Les François sont sollicitez de faire la guerre aux Yroquois. L'Autheur envoye son beau frère aux trois rivieres.
CHAPITRE III.
Pendant l'hyver quelques uns de nos sauvages furent aux habitations des Flamands, lesquels les sauvages dudit pays solliciterent les nostres de faire la guerre aux Yrocois, qui leurs avoient tué vingt quatre sauvages & cinq Flamands qui ne leurs avoient voulu donner partage, pour aller faire la guerre à une nation appellée les Loups ausquels 134/1118lesdits Yrocois vouloient du mal, & pour engager nos sauvages à ceste guerre, qui avoient la paix avec lesdits Yrocois, ils leurs donnèrent des presens de colliers de pourcelaine, pour faire donner à quelques Chefs, comme au reconcilié & autres, afin de rompre cette paix.

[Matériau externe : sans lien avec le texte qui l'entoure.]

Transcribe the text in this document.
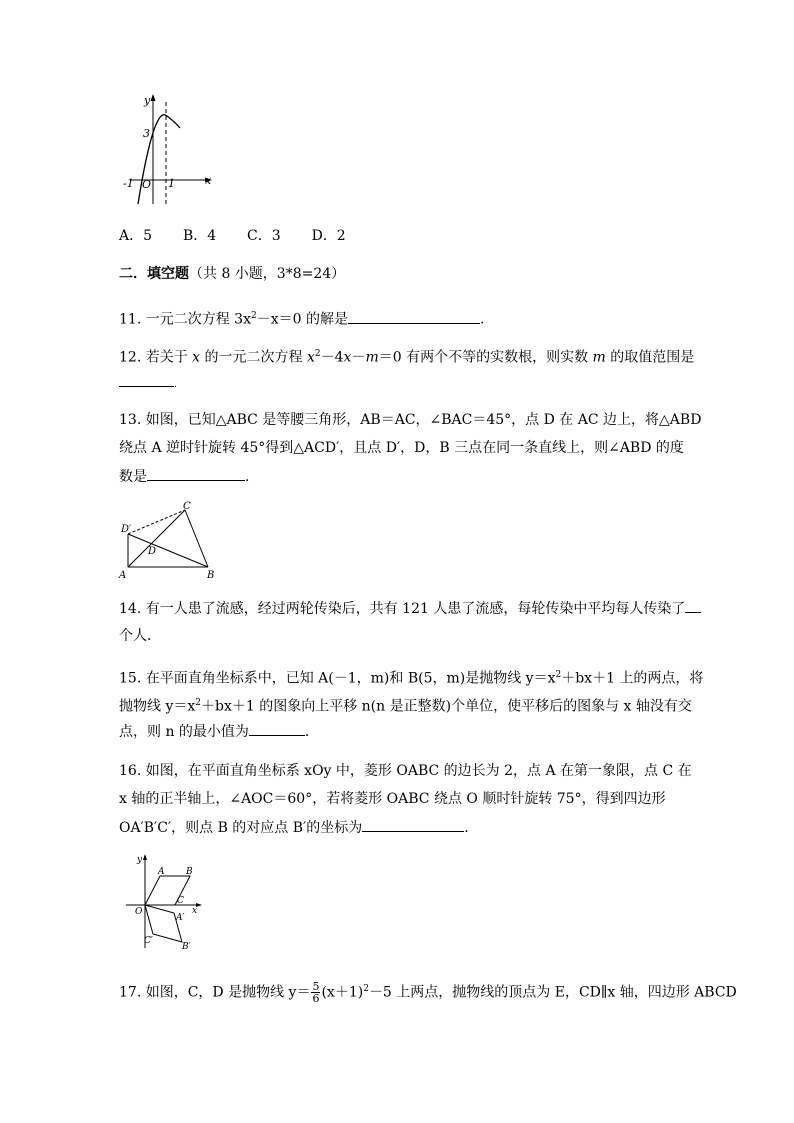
y
3
-1 O 1	x
A．5 B．4 C．3 D．2
二．填空题（共 8 小题，3*8=24）
11. 一元二次方程 $3x^2-x=0$ 的解是	.
12. 若关于 x 的一元二次方程 $x^2-4x-m=0$ 有两个不等的实数根，则实数 m 的取值范围是
.
13. 如图，已知△ABC 是等腰三角形，AB＝AC，∠BAC＝45°，点 D 在 AC 边上，将△ABD
绕点 A 逆时针旋转 45°得到△ACD′，且点 D′，D，B 三点在同一条直线上，则∠ABD 的度
数是	.
C
D′
D
A	B
14. 有一人患了流感，经过两轮传染后，共有 121 人患了流感，每轮传染中平均每人传染了
个人．
15. 在平面直角坐标系中，已知 A(－1，m)和 B(5，m)是抛物线 $y=x^2+bx+1$ 上的两点，将
抛物线 $y=x^2+bx+1$ 的图象向上平移 n(n 是正整数)个单位，使平移后的图象与 x 轴没有交
点，则 n 的最小值为	.
16. 如图，在平面直角坐标系 xOy 中，菱形 OABC 的边长为 2，点 A 在第一象限，点 C 在
x 轴的正半轴上，∠AOC＝60°，若将菱形 OABC 绕点 O 顺时针旋转 75°，得到四边形
OA′B′C′，则点 B 的对应点 B′的坐标为	.
y
A B
C
x
O
A′
C′
B′
17. 如图，C，D 是抛物线 $y= \frac{5}{6} (x+1)^2-5$ 上两点，抛物线的顶点为 E，CD∥x 轴，四边形 ABCD
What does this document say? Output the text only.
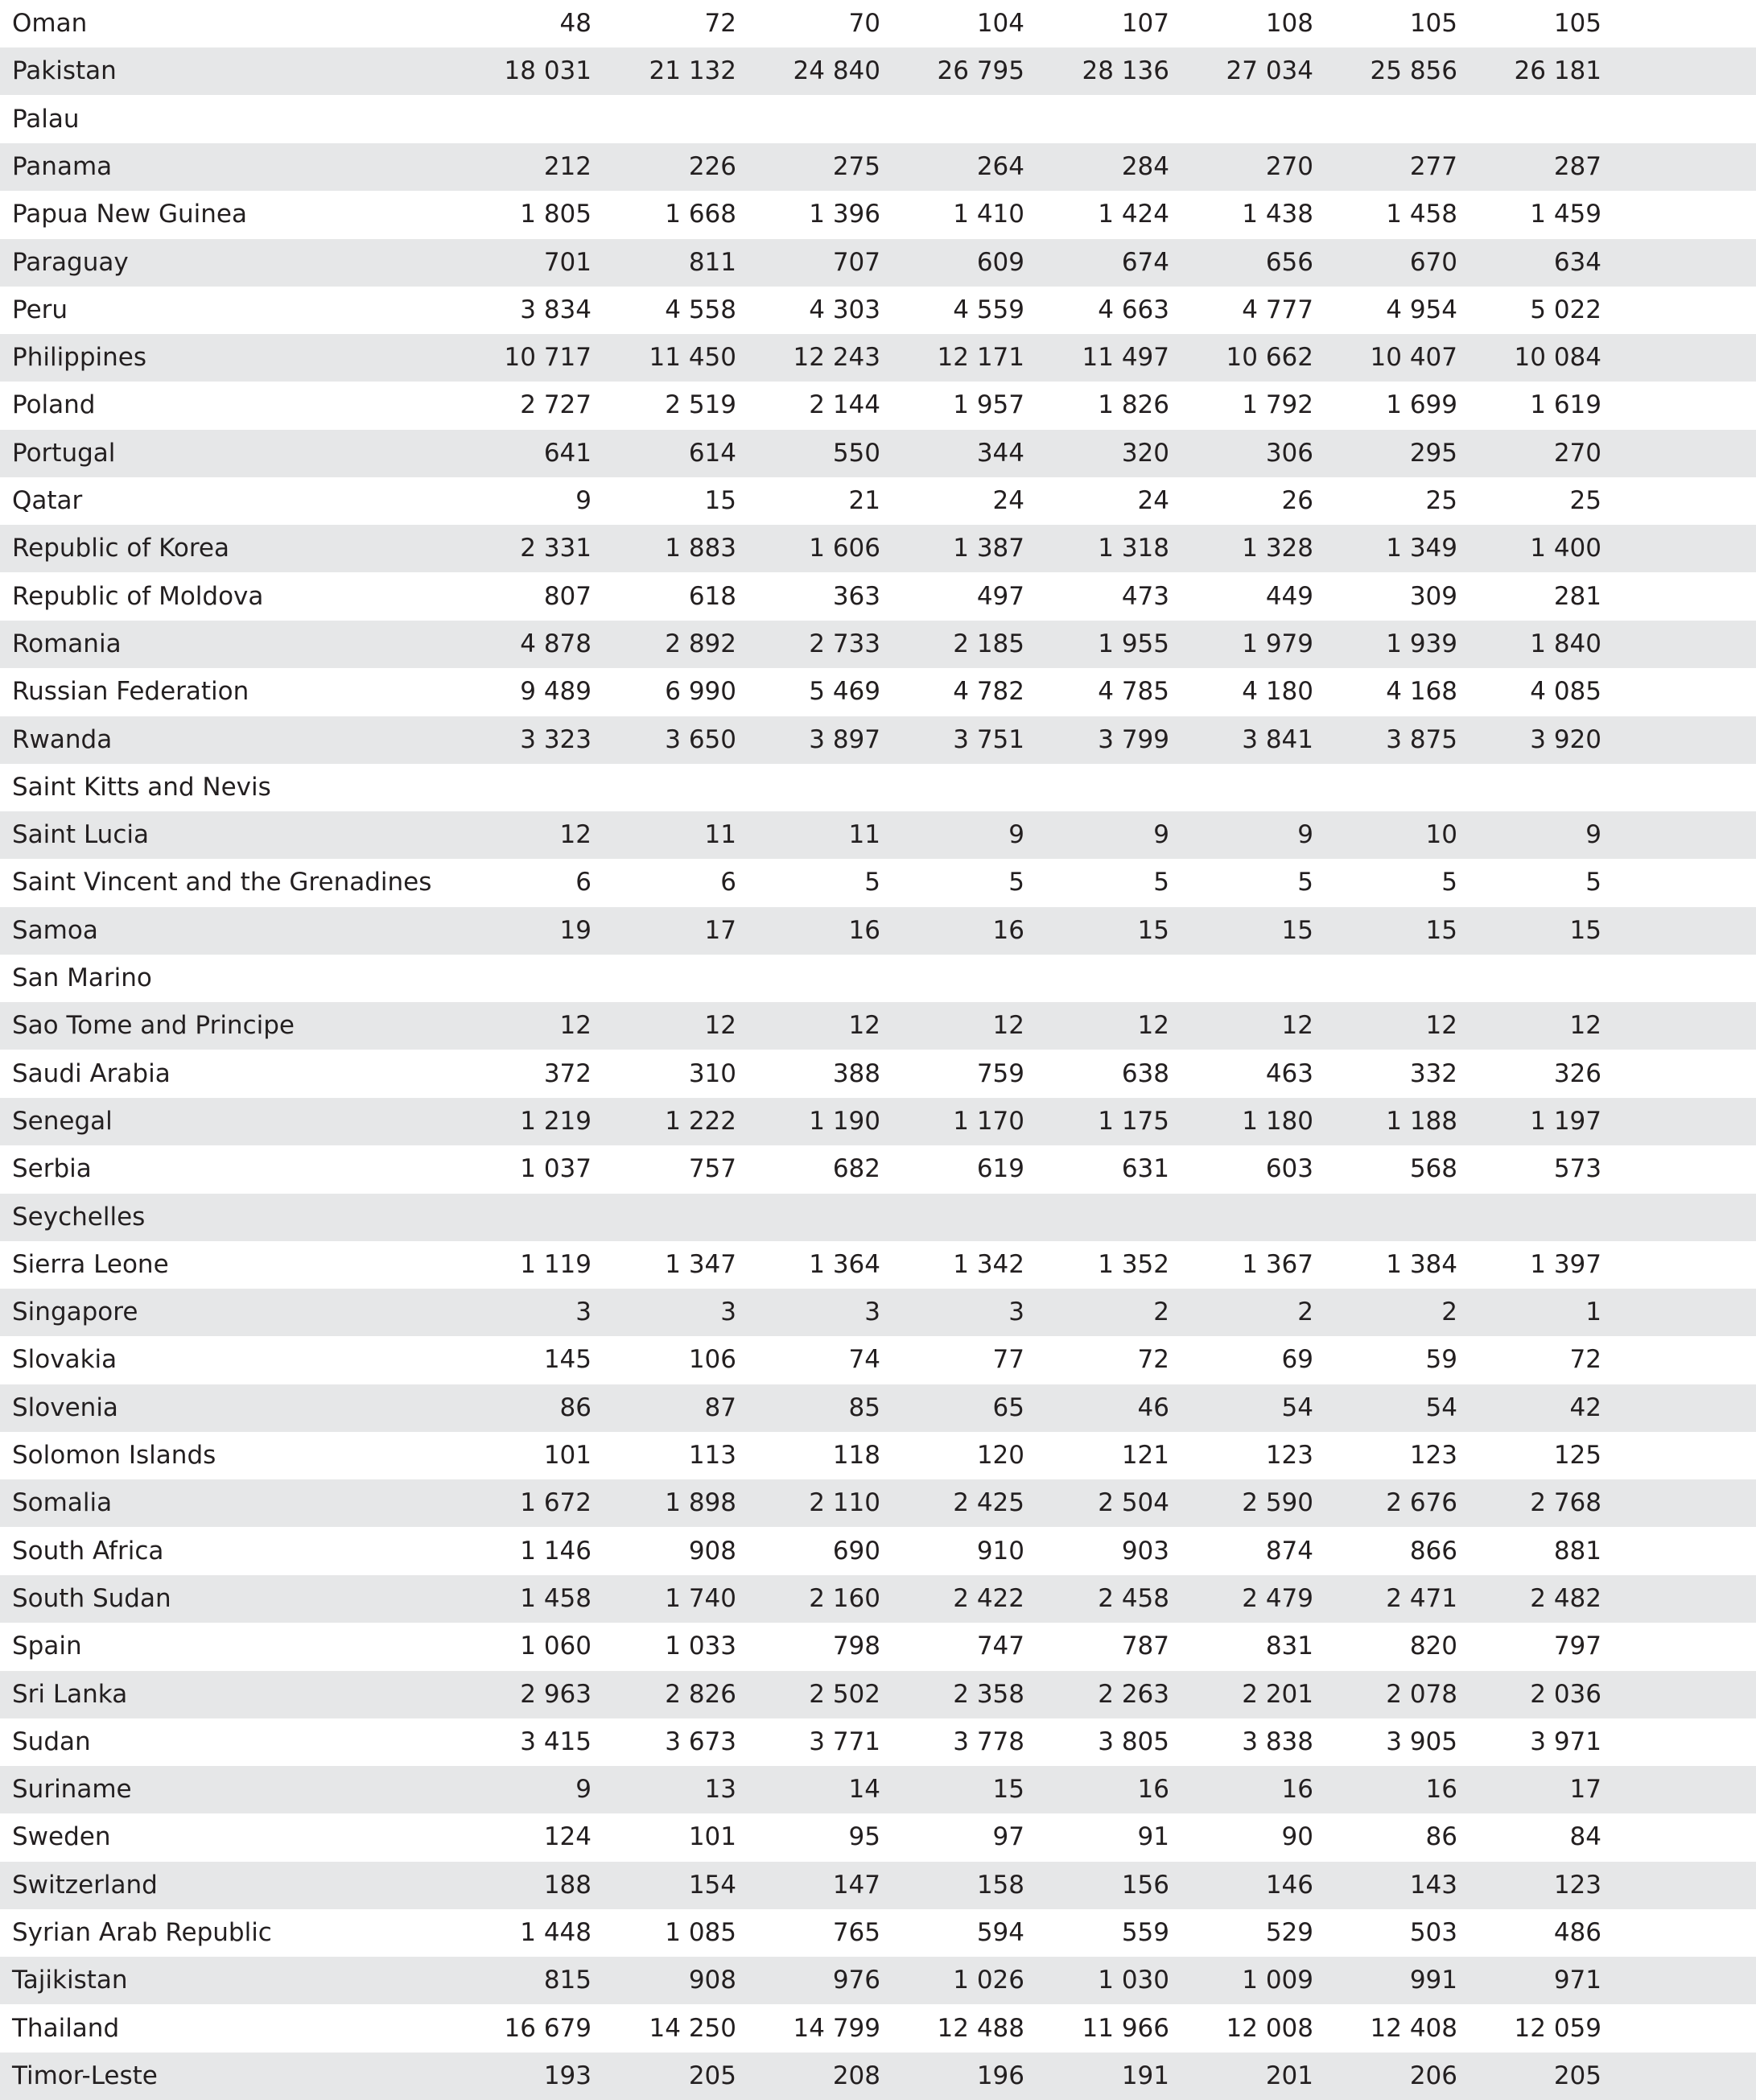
Oman	48	72	70	104	107	108	105	105
Pakistan	18 031	21 132	24 840	26 795	28 136	27 034	25 856	26 181
Palau
Panama	212	226	275	264	284	270	277	287
Papua New Guinea	1 805	1 668	1 396	1 410	1 424	1 438	1 458	1 459
Paraguay	701	811	707	609	674	656	670	634
Peru	3 834	4 558	4 303	4 559	4 663	4 777	4 954	5 022
Philippines	10 717	11 450	12 243	12 171	11 497	10 662	10 407	10 084
Poland	2 727	2 519	2 144	1 957	1 826	1 792	1 699	1 619
Portugal	641	614	550	344	320	306	295	270
Qatar	9	15	21	24	24	26	25	25
Republic of Korea	2 331	1 883	1 606	1 387	1 318	1 328	1 349	1 400
Republic of Moldova	807	618	363	497	473	449	309	281
Romania	4 878	2 892	2 733	2 185	1 955	1 979	1 939	1 840
Russian Federation	9 489	6 990	5 469	4 782	4 785	4 180	4 168	4 085
Rwanda	3 323	3 650	3 897	3 751	3 799	3 841	3 875	3 920
Saint Kitts and Nevis
Saint Lucia	12	11	11	9	9	9	10	9
Saint Vincent and the Grenadines	6	6	5	5	5	5	5	5
Samoa	19	17	16	16	15	15	15	15
San Marino
Sao Tome and Principe	12	12	12	12	12	12	12	12
Saudi Arabia	372	310	388	759	638	463	332	326
Senegal	1 219	1 222	1 190	1 170	1 175	1 180	1 188	1 197
Serbia	1 037	757	682	619	631	603	568	573
Seychelles
Sierra Leone	1 119	1 347	1 364	1 342	1 352	1 367	1 384	1 397
Singapore	3	3	3	3	2	2	2	1
Slovakia	145	106	74	77	72	69	59	72
Slovenia	86	87	85	65	46	54	54	42
Solomon Islands	101	113	118	120	121	123	123	125
Somalia	1 672	1 898	2 110	2 425	2 504	2 590	2 676	2 768
South Africa	1 146	908	690	910	903	874	866	881
South Sudan	1 458	1 740	2 160	2 422	2 458	2 479	2 471	2 482
Spain	1 060	1 033	798	747	787	831	820	797
Sri Lanka	2 963	2 826	2 502	2 358	2 263	2 201	2 078	2 036
Sudan	3 415	3 673	3 771	3 778	3 805	3 838	3 905	3 971
Suriname	9	13	14	15	16	16	16	17
Sweden	124	101	95	97	91	90	86	84
Switzerland	188	154	147	158	156	146	143	123
Syrian Arab Republic	1 448	1 085	765	594	559	529	503	486
Tajikistan	815	908	976	1 026	1 030	1 009	991	971
Thailand	16 679	14 250	14 799	12 488	11 966	12 008	12 408	12 059
Timor-Leste	193	205	208	196	191	201	206	205
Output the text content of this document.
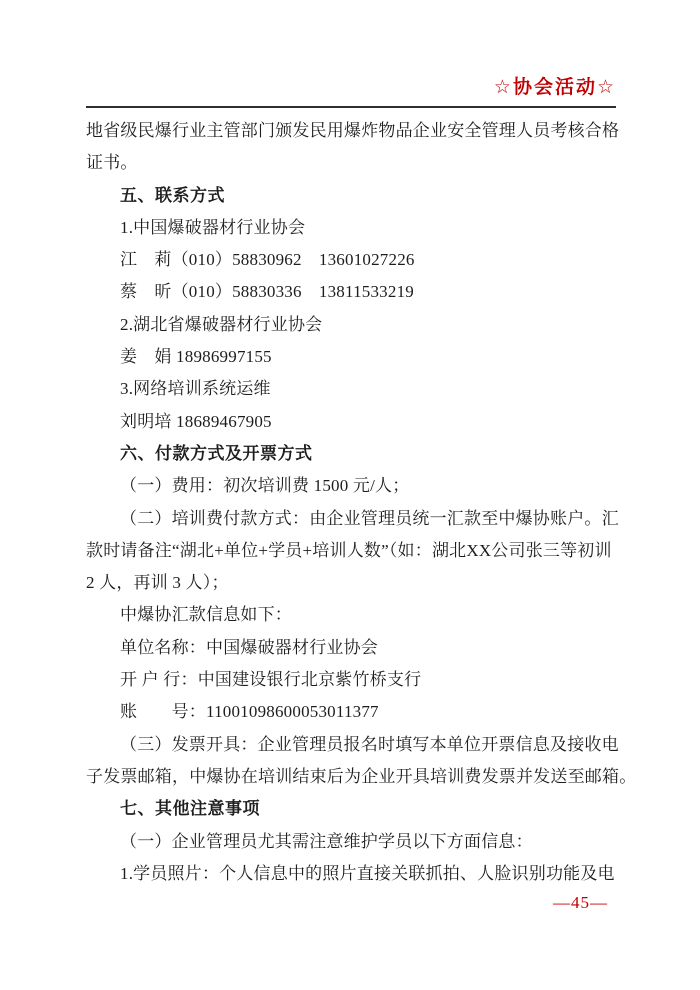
☆协会活动☆
地省级民爆行业主管部门颁发民用爆炸物品企业安全管理人员考核合格
证书。
五、联系方式
1.中国爆破器材行业协会
江　莉（010）58830962　13601027226
蔡　昕（010）58830336　13811533219
2.湖北省爆破器材行业协会
姜　娟 18986997155
3.网络培训系统运维
刘明培 18689467905
六、付款方式及开票方式
（一）费用：初次培训费 1500 元/人；
（二）培训费付款方式：由企业管理员统一汇款至中爆协账户。汇
款时请备注“湖北+单位+学员+培训人数”（如：湖北XX公司张三等初训
2 人，再训 3 人）；
中爆协汇款信息如下：
单位名称：中国爆破器材行业协会
开 户 行：中国建设银行北京紫竹桥支行
账　　号：11001098600053011377
（三）发票开具：企业管理员报名时填写本单位开票信息及接收电
子发票邮箱，中爆协在培训结束后为企业开具培训费发票并发送至邮箱。
七、其他注意事项
（一）企业管理员尤其需注意维护学员以下方面信息：
1.学员照片：个人信息中的照片直接关联抓拍、人脸识别功能及电
—45—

Ces Messagers estans de retour donnèrent les colliers aux Chefs, qui les ayant receuz délibérèrent de s'assembler bon nombre, avec les Algommequins & autres nations, & s'en aller treuver les Flamands & sauvages pour faire une grande assemblée ruiner les villages Yrocois, avec lesquels au precedent ils avoient paix, n'estans qu'à deux journées d'eux, & douze de Québec. Il y avoit plusieurs de nos sauvages qui ne vouloient point ceste guerre, ains la continuation de la paix avec les Yrocois, & ce qui fut cause d'un grand trouble entre ces peuples, desquelles nouvelles je n'avois encore rien sceu que par un Capitaine sauvage des nostres, appelle Mahigan Aticq, qui ne voulut consentir à ceste guerre, que premier il n'eust eu mon advis, ce que je luy promis: il me discourut fort particulièrement de toute ceste affaire, jugeant où cela pouvoit aller, car l'importance n'estoit pas seulement de ruiner les Yrocois comme ennemis des Flamands, mais le tout tiroit à plus grande consequence, que je passeray sous silence.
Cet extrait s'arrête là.